I made a small function which extracts the vertices of the arc and tries to compute the coordinate of the angle text.
This may not be optimal and may not work well with all angle values.
def get_angle_text(angle_plot):
angle = angle_plot.get_label()[:-1] # Excluding the degree symbol
angle = "%0.2f"%float(angle)+u"\u00b0" # Display angle upto 2 decimal places
# Get the vertices of the angle arc
vertices = angle_plot.get_verts()
# Get the midpoint of the arc extremes
x_width = (vertices[0][0] + vertices[-1][0]) / 2.0
y_width = (vertices[0][5] + vertices[-1][6]) / 2.0
#print x_width, y_width
separation_radius = max(x_width/2.0, y_width/2.0)

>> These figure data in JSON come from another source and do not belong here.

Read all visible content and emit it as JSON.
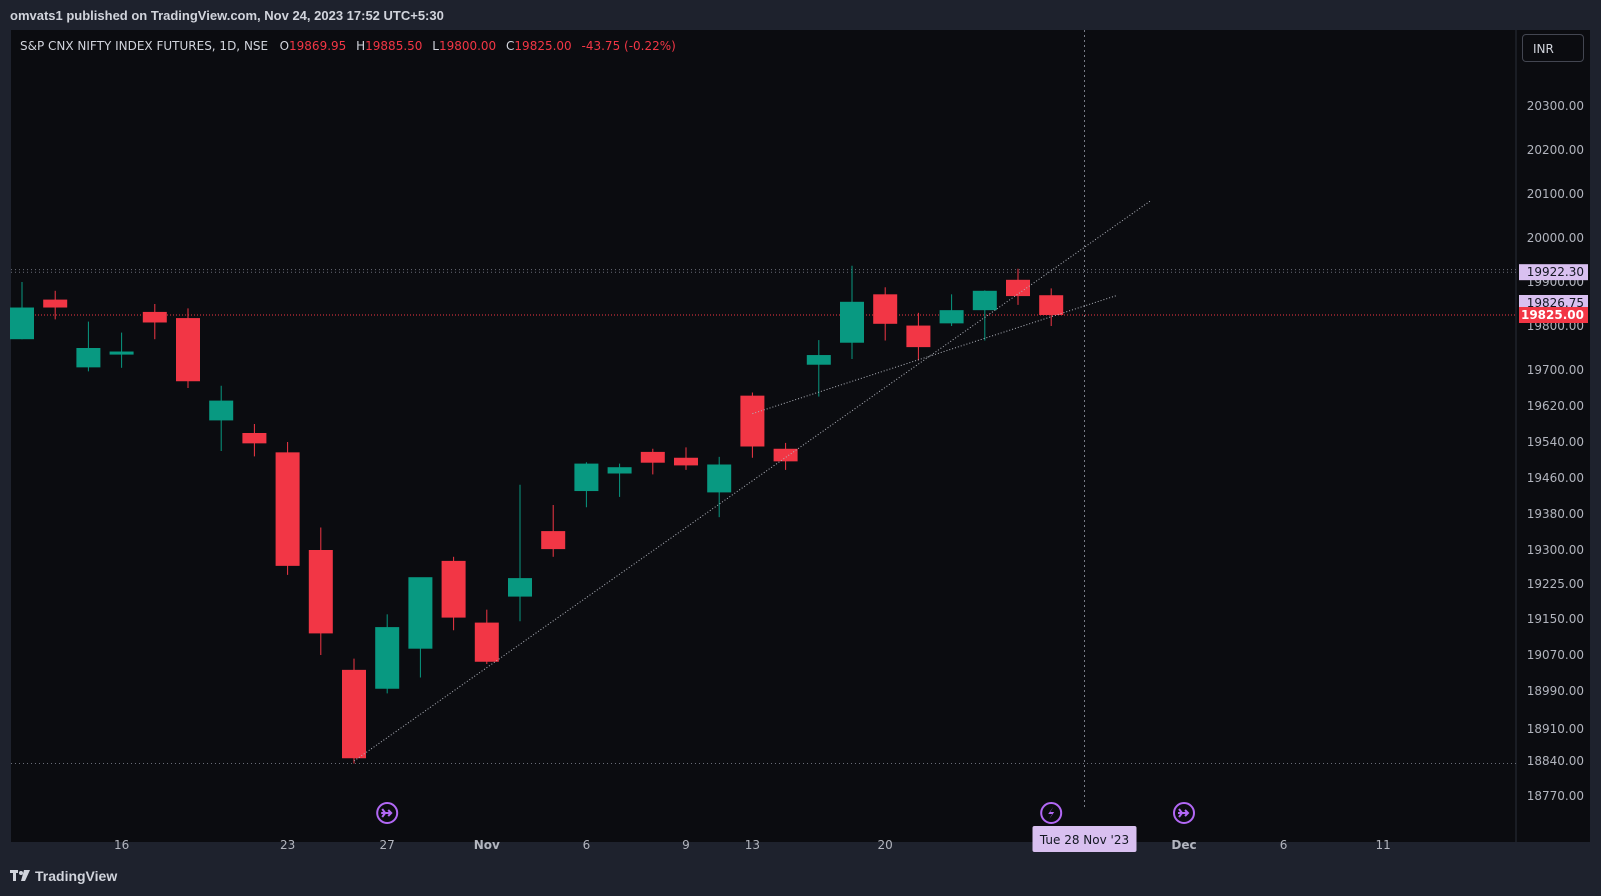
{
  "header": {
    "published_line": "omvats1 published on TradingView.com, Nov 24, 2023 17:52 UTC+5:30"
  },
  "footer": {
    "brand": "TradingView"
  },
  "currency_button": "INR",
  "legend": {
    "symbol": "S&P CNX NIFTY INDEX FUTURES, 1D, NSE",
    "open_label": "O",
    "open": "19869.95",
    "high_label": "H",
    "high": "19885.50",
    "low_label": "L",
    "low": "19800.00",
    "close_label": "C",
    "close": "19825.00",
    "change": "-43.75 (-0.22%)"
  },
  "colors": {
    "up": "#089981",
    "down": "#f23645",
    "background": "#0b0c10",
    "frame": "#1e222d",
    "axis_text": "#b2b5be",
    "marker": "#b268f5",
    "tag_purple": "#d9c0f0"
  },
  "chart_data": {
    "type": "candlestick",
    "price_axis_ticks": [
      "20300.00",
      "20200.00",
      "20100.00",
      "20000.00",
      "19900.00",
      "19800.00",
      "19700.00",
      "19620.00",
      "19540.00",
      "19460.00",
      "19380.00",
      "19300.00",
      "19225.00",
      "19150.00",
      "19070.00",
      "18990.00",
      "18910.00",
      "18840.00",
      "18770.00"
    ],
    "price_labels": [
      {
        "text": "19922.30",
        "value": 19922.3,
        "style": "purple"
      },
      {
        "text": "19826.75",
        "value": 19826.75,
        "style": "purple"
      },
      {
        "text": "19825.00",
        "value": 19825.0,
        "style": "red"
      }
    ],
    "time_axis_labels": [
      {
        "text": "16",
        "date": "2023-10-16"
      },
      {
        "text": "23",
        "date": "2023-10-23"
      },
      {
        "text": "27",
        "date": "2023-10-27"
      },
      {
        "text": "Nov",
        "date": "2023-11-01"
      },
      {
        "text": "6",
        "date": "2023-11-06"
      },
      {
        "text": "9",
        "date": "2023-11-09"
      },
      {
        "text": "13",
        "date": "2023-11-13"
      },
      {
        "text": "20",
        "date": "2023-11-20"
      },
      {
        "text": "Dec",
        "date": "2023-12-01"
      },
      {
        "text": "6",
        "date": "2023-12-06"
      },
      {
        "text": "11",
        "date": "2023-12-11"
      }
    ],
    "crosshair_date_label": "Tue 28 Nov '23",
    "crosshair_date": "2023-11-28",
    "horizontal_lines": [
      19922.3,
      19928.0,
      19825.0,
      18835.0
    ],
    "candles": [
      {
        "date": "2023-10-11",
        "open": 19770,
        "high": 19900,
        "low": 19770,
        "close": 19842
      },
      {
        "date": "2023-10-12",
        "open": 19860,
        "high": 19880,
        "low": 19815,
        "close": 19842
      },
      {
        "date": "2023-10-13",
        "open": 19706,
        "high": 19810,
        "low": 19697,
        "close": 19750
      },
      {
        "date": "2023-10-16",
        "open": 19735,
        "high": 19785,
        "low": 19705,
        "close": 19742
      },
      {
        "date": "2023-10-17",
        "open": 19832,
        "high": 19850,
        "low": 19770,
        "close": 19808
      },
      {
        "date": "2023-10-18",
        "open": 19818,
        "high": 19840,
        "low": 19660,
        "close": 19675
      },
      {
        "date": "2023-10-19",
        "open": 19588,
        "high": 19665,
        "low": 19520,
        "close": 19632
      },
      {
        "date": "2023-10-20",
        "open": 19560,
        "high": 19580,
        "low": 19508,
        "close": 19537
      },
      {
        "date": "2023-10-23",
        "open": 19517,
        "high": 19540,
        "low": 19245,
        "close": 19265
      },
      {
        "date": "2023-10-25",
        "open": 19300,
        "high": 19350,
        "low": 19070,
        "close": 19118
      },
      {
        "date": "2023-10-26",
        "open": 19037,
        "high": 19062,
        "low": 18835,
        "close": 18846
      },
      {
        "date": "2023-10-27",
        "open": 18995,
        "high": 19160,
        "low": 18985,
        "close": 19132
      },
      {
        "date": "2023-10-30",
        "open": 19084,
        "high": 19235,
        "low": 19020,
        "close": 19240
      },
      {
        "date": "2023-10-31",
        "open": 19276,
        "high": 19285,
        "low": 19125,
        "close": 19153
      },
      {
        "date": "2023-11-01",
        "open": 19142,
        "high": 19170,
        "low": 19050,
        "close": 19055
      },
      {
        "date": "2023-11-02",
        "open": 19198,
        "high": 19445,
        "low": 19145,
        "close": 19238
      },
      {
        "date": "2023-11-03",
        "open": 19342,
        "high": 19400,
        "low": 19285,
        "close": 19302
      },
      {
        "date": "2023-11-06",
        "open": 19431,
        "high": 19495,
        "low": 19395,
        "close": 19492
      },
      {
        "date": "2023-11-07",
        "open": 19470,
        "high": 19492,
        "low": 19418,
        "close": 19484
      },
      {
        "date": "2023-11-08",
        "open": 19518,
        "high": 19525,
        "low": 19468,
        "close": 19494
      },
      {
        "date": "2023-11-09",
        "open": 19505,
        "high": 19528,
        "low": 19478,
        "close": 19488
      },
      {
        "date": "2023-11-10",
        "open": 19428,
        "high": 19507,
        "low": 19373,
        "close": 19490
      },
      {
        "date": "2023-11-13",
        "open": 19643,
        "high": 19650,
        "low": 19505,
        "close": 19530
      },
      {
        "date": "2023-11-15",
        "open": 19525,
        "high": 19538,
        "low": 19478,
        "close": 19497
      },
      {
        "date": "2023-11-16",
        "open": 19712,
        "high": 19768,
        "low": 19641,
        "close": 19734
      },
      {
        "date": "2023-11-17",
        "open": 19762,
        "high": 19937,
        "low": 19725,
        "close": 19855
      },
      {
        "date": "2023-11-20",
        "open": 19872,
        "high": 19888,
        "low": 19767,
        "close": 19805
      },
      {
        "date": "2023-11-21",
        "open": 19801,
        "high": 19830,
        "low": 19722,
        "close": 19752
      },
      {
        "date": "2023-11-22",
        "open": 19806,
        "high": 19872,
        "low": 19800,
        "close": 19836
      },
      {
        "date": "2023-11-23",
        "open": 19836,
        "high": 19881,
        "low": 19767,
        "close": 19880
      },
      {
        "date": "2023-11-24",
        "open": 19905,
        "high": 19930,
        "low": 19848,
        "close": 19868
      },
      {
        "date": "2023-11-27",
        "open": 19869.95,
        "high": 19885.5,
        "low": 19800,
        "close": 19825
      }
    ],
    "trendlines": [
      {
        "from": {
          "date": "2023-10-26",
          "price": 18840
        },
        "to": {
          "date": "2023-11-30",
          "price": 20085
        }
      },
      {
        "from": {
          "date": "2023-11-13",
          "price": 19603
        },
        "to": {
          "date": "2023-11-29",
          "price": 19870
        }
      }
    ],
    "event_markers": [
      {
        "date": "2023-10-27",
        "icon": "split-arrow-icon"
      },
      {
        "date": "2023-11-27",
        "icon": "lightning-icon"
      },
      {
        "date": "2023-12-01",
        "icon": "split-arrow-icon"
      }
    ]
  }
}
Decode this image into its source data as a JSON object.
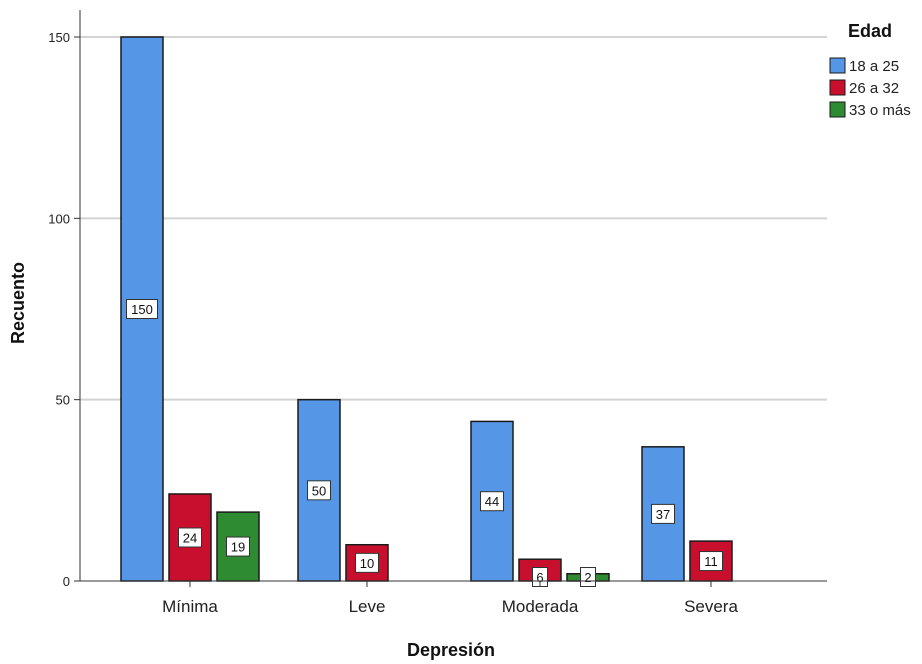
{
  "chart_data": {
    "type": "bar",
    "title": "",
    "xlabel": "Depresión",
    "ylabel": "Recuento",
    "categories": [
      "Mínima",
      "Leve",
      "Moderada",
      "Severa"
    ],
    "series": [
      {
        "name": "18 a 25",
        "color": "#5596E6",
        "values": [
          150,
          50,
          44,
          37
        ]
      },
      {
        "name": "26 a 32",
        "color": "#C8102E",
        "values": [
          24,
          10,
          6,
          11
        ]
      },
      {
        "name": "33 o más",
        "color": "#2E8B32",
        "values": [
          19,
          null,
          2,
          null
        ]
      }
    ],
    "ylim": [
      0,
      150
    ],
    "yticks": [
      0,
      50,
      100,
      150
    ],
    "grid": true,
    "legend": {
      "title": "Edad",
      "placement": "top-right"
    },
    "data_labels": true
  }
}
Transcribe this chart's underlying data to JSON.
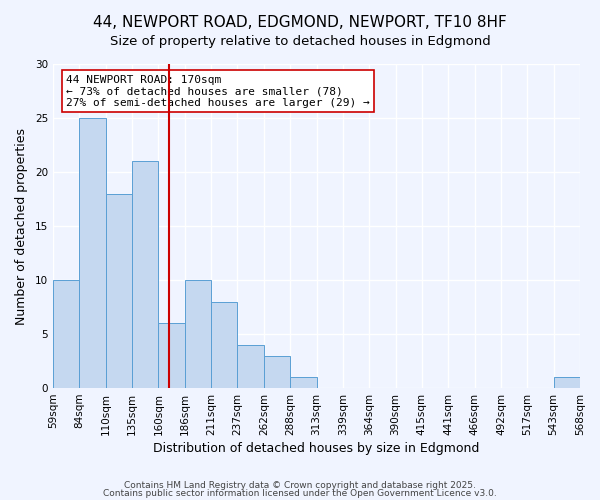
{
  "title": "44, NEWPORT ROAD, EDGMOND, NEWPORT, TF10 8HF",
  "subtitle": "Size of property relative to detached houses in Edgmond",
  "xlabel": "Distribution of detached houses by size in Edgmond",
  "ylabel": "Number of detached properties",
  "bin_edges": [
    59,
    84,
    110,
    135,
    160,
    186,
    211,
    237,
    262,
    288,
    313,
    339,
    364,
    390,
    415,
    441,
    466,
    492,
    517,
    543,
    568
  ],
  "bin_labels": [
    "59sqm",
    "84sqm",
    "110sqm",
    "135sqm",
    "160sqm",
    "186sqm",
    "211sqm",
    "237sqm",
    "262sqm",
    "288sqm",
    "313sqm",
    "339sqm",
    "364sqm",
    "390sqm",
    "415sqm",
    "441sqm",
    "466sqm",
    "492sqm",
    "517sqm",
    "543sqm",
    "568sqm"
  ],
  "counts": [
    10,
    25,
    18,
    21,
    6,
    10,
    8,
    4,
    3,
    1,
    0,
    0,
    0,
    0,
    0,
    0,
    0,
    0,
    0,
    1
  ],
  "bar_color": "#c5d8f0",
  "bar_edge_color": "#5a9fd4",
  "reference_line_x": 170,
  "reference_line_color": "#cc0000",
  "annotation_text": "44 NEWPORT ROAD: 170sqm\n← 73% of detached houses are smaller (78)\n27% of semi-detached houses are larger (29) →",
  "annotation_box_color": "#ffffff",
  "annotation_box_edge_color": "#cc0000",
  "ylim": [
    0,
    30
  ],
  "yticks": [
    0,
    5,
    10,
    15,
    20,
    25,
    30
  ],
  "background_color": "#f0f4ff",
  "plot_background_color": "#f0f4ff",
  "grid_color": "#ffffff",
  "footer_line1": "Contains HM Land Registry data © Crown copyright and database right 2025.",
  "footer_line2": "Contains public sector information licensed under the Open Government Licence v3.0.",
  "title_fontsize": 11,
  "subtitle_fontsize": 9.5,
  "xlabel_fontsize": 9,
  "ylabel_fontsize": 9,
  "tick_fontsize": 7.5,
  "annotation_fontsize": 8,
  "footer_fontsize": 6.5
}
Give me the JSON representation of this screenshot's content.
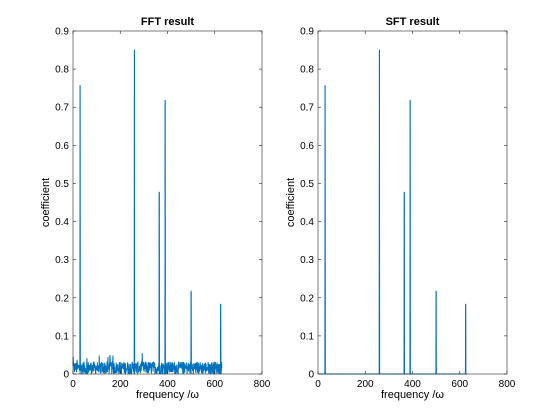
{
  "colors": {
    "series": "#0072bd",
    "axes": "#262626",
    "background": "#ffffff"
  },
  "chart_data": [
    {
      "type": "line",
      "title": "FFT result",
      "xlabel": "frequency /ω",
      "ylabel": "coefficient",
      "xlim": [
        0,
        800
      ],
      "ylim": [
        0,
        0.9
      ],
      "x_ticks": [
        0,
        200,
        400,
        600,
        800
      ],
      "y_ticks": [
        0,
        0.1,
        0.2,
        0.3,
        0.4,
        0.5,
        0.6,
        0.7,
        0.8,
        0.9
      ],
      "grid": false,
      "x_range": [
        0,
        630
      ],
      "peaks": [
        {
          "x": 30,
          "y": 0.757
        },
        {
          "x": 260,
          "y": 0.85
        },
        {
          "x": 365,
          "y": 0.477
        },
        {
          "x": 390,
          "y": 0.718
        },
        {
          "x": 500,
          "y": 0.217
        },
        {
          "x": 625,
          "y": 0.183
        }
      ],
      "noise_floor": {
        "typical": 0.02,
        "max": 0.055
      }
    },
    {
      "type": "line",
      "title": "SFT result",
      "xlabel": "frequency /ω",
      "ylabel": "coefficient",
      "xlim": [
        0,
        800
      ],
      "ylim": [
        0,
        0.9
      ],
      "x_ticks": [
        0,
        200,
        400,
        600,
        800
      ],
      "y_ticks": [
        0,
        0.1,
        0.2,
        0.3,
        0.4,
        0.5,
        0.6,
        0.7,
        0.8,
        0.9
      ],
      "grid": false,
      "x_range": [
        0,
        630
      ],
      "peaks": [
        {
          "x": 30,
          "y": 0.757
        },
        {
          "x": 260,
          "y": 0.85
        },
        {
          "x": 365,
          "y": 0.477
        },
        {
          "x": 390,
          "y": 0.718
        },
        {
          "x": 500,
          "y": 0.217
        },
        {
          "x": 625,
          "y": 0.183
        }
      ],
      "noise_floor": null
    }
  ]
}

return [ x_width + separation_radius, y_width + separation_radius, angle]
Or you could always precompute the label point manually and use text to display the angle value. You can get the angle value from the label of the Arc object using the get_label() method (Since we had set the label to the angle value + the unicode degree symbol).
Example usage of the above functions :
fig = plt.figure()
line_1 = Line2D([0,1], [0,4], linewidth=1, linestyle = "-", color="green")
line_2 = Line2D([0,4.5], [0,3], linewidth=1, linestyle = "-", color="red")
ax = fig.add_subplot(1,1,1)
ax.add_line(line_1)
ax.add_line(line_2)
angle_plot = get_angle_plot(line_1, line_2, 1)
angle_text = get_angle_text(angle_plot)
# Gets the arguments to be passed to ax.text as a list to display the angle value besides the arc
ax.add_patch(angle_plot) # To display the angle arc
ax.text(*angle_text) # To display the angle value
ax.set_xlim(0,7)
ax.set_ylim(0,5)
If you do not care about inline placement of the angle text. You could use plt.legend() to print the angle value.
Finally :
plt.legend()
plt.show()
The offset parameter in the function get_angle_plot is used to specify a psudo-radius value to the arc.
This will be useful when angle arcs may overlap with each other.
( In this figure, like I said, my get_angle_text function is not very optimal in placing the text value, but should give you an idea on how to compute the point )
Adding a third line :
line_3 = Line2D([0,7], [0,1], linewidth=1, linestyle = "-", color="brown")
ax.add_line(line_3)
angle_plot = get_angle_plot(line_1, line_3, 2, color="red") # Second angle arc will be red in color
angle_text = get_angle_text(angle_plot)
ax.add_patch(angle_plot) # To display the 2nd angle arc
ax.text(*angle_text) # To display the 2nd angle value
I was looking for more of an all in one solution and found the AngleAnnotation class. I highly recommend it.
It is often useful to mark angles between lines or inside shapes with a circular arc. While Matplotlib provides an Arc, an inherent problem when directly using it for such purposes is that an arc being circular in data space is not necessarily circular in display space. Also, the arc's radius is often best defined in a coordinate system which is independent of the actual data coordinates - at least if you want to be able to freely zoom into your plot without the annotation growing to infinity.
You can find it here https://matplotlib.org/stable/gallery/text_labels_and_annotations/angle_annotation.html I save it as AngleAnnotation.py (of course you can name it differently) in my working directory and import it in my code with
from AngleAnnotation import AngleAnnotation
here is a snippet of how I use it:
...
#intersection of the two lines
center = (0.0,0.0)
#any point (other than center) on one line
p1 = (6,2)
# any point (other than center) on the other line
p2 = (6,0)
# you may need to switch around p1 and p2 if the arc is drawn enclosing the lines instead
# of between
# ax0 is the axes in which your lines exist
# size sets how large the arc will be
# text sets the label for your angle while textposition lets you rougly set where the label is, here "inside"
# you can pass kwargs to the textlabel using text_kw=dict(...)
# especially useful is the xytext argument which lets you customize the relative position of your label more precisely
am1 = AngleAnnotation(center, p1, p2, ax=ax0, size=130, text="some_label", textposition = "inside", text_kw=dict(fontsize=20, xytext = (10,-5)))
You can find many more details in the link above. It's working for me on matplotlib 3.4.2 right now.